3 minute read

What is a model repository in the context of MLOps, and why do we need one?

Model repositories

A model repository is source control for machine learning. Just as Git, or the source control system of your choice, is a vital piece of modern software development, a model repository is a centralized storage in which we can store and access machine learning models.

We could in theory use Git to store our models in, and use release branches or tags on the trunk to symbolize the release of a new version. However, machine learning models can easily become big, especially deep learning models, and a source control system is not optimized for large individual files. Nor is it optimized for incrementing the version of a model, organizing models in an easily discoverable way or keeping a robust audit trail to a model’s metadata.

You can implement a model repository in several ways. The most straightforward approach would be to manually provision an Azure Storage Container or an AWS S3 Bucket and manually set up a model repository, keeping track of the version and the link to a model’s metadata. As your organization grows and the number of models increases, this quickly becomes a difficult solution to scale. To solve this, all major MLOps tools out there, such as MLflow and Azure Machine Learning implement a versioned model repository to which you can upload trained models for an experiment with the ability to register them so that they can be deployed to e.g. stage or production.

Using a Model Repository in MLOps.NET

MLOps.NET implements support for a versioned model repository and ensures that the version number is incremented automatically (upon registration of a run artifact) and the link to a model’s metadata is persisted. The library currently supports using either Azure Blob Storage, AWS S3 or a local file share as the backing storage provider for the model repository, depending on where you want to keep your models.
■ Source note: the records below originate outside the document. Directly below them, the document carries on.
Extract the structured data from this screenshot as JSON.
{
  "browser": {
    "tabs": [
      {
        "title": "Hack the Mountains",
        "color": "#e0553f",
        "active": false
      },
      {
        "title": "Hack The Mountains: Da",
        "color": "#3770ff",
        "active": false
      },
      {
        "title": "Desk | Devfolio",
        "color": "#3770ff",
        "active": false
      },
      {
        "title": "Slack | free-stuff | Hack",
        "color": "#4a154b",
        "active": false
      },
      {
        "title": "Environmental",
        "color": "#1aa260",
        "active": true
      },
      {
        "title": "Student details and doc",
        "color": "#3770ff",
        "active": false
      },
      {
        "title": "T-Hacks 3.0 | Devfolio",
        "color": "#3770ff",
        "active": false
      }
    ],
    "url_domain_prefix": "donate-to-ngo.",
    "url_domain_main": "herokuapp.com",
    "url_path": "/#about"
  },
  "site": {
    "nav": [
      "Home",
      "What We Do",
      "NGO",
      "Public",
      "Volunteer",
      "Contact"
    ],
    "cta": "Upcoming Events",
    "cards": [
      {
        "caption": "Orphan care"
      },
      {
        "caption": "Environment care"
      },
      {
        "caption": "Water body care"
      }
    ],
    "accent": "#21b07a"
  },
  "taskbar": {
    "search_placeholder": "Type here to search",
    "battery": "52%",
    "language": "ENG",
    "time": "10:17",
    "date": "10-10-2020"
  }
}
Let’s take a look at how you can configure a model repository in MLOps.NET, and how your models get organized internally.

Configuring a Model Repository

You can configure the type of model repository to use while building an IMLOpsContext

Azure Blob Storage

To use Azure Blob Storage, call the UseAzureBlobModelRepository builder extension method, supplying the connection string to your blob storage.

  IMLOpsContext mlOpsContext = new MLOpsBuilder()
    .UseSQLite()
    .UseAzureBlobModelRepository("connectionString")
    .Build();

AWS S3

To use AWS S3, call the UseAWSS3ModelRepository builder extension method and supply the AWS access key, secret access key and the region name.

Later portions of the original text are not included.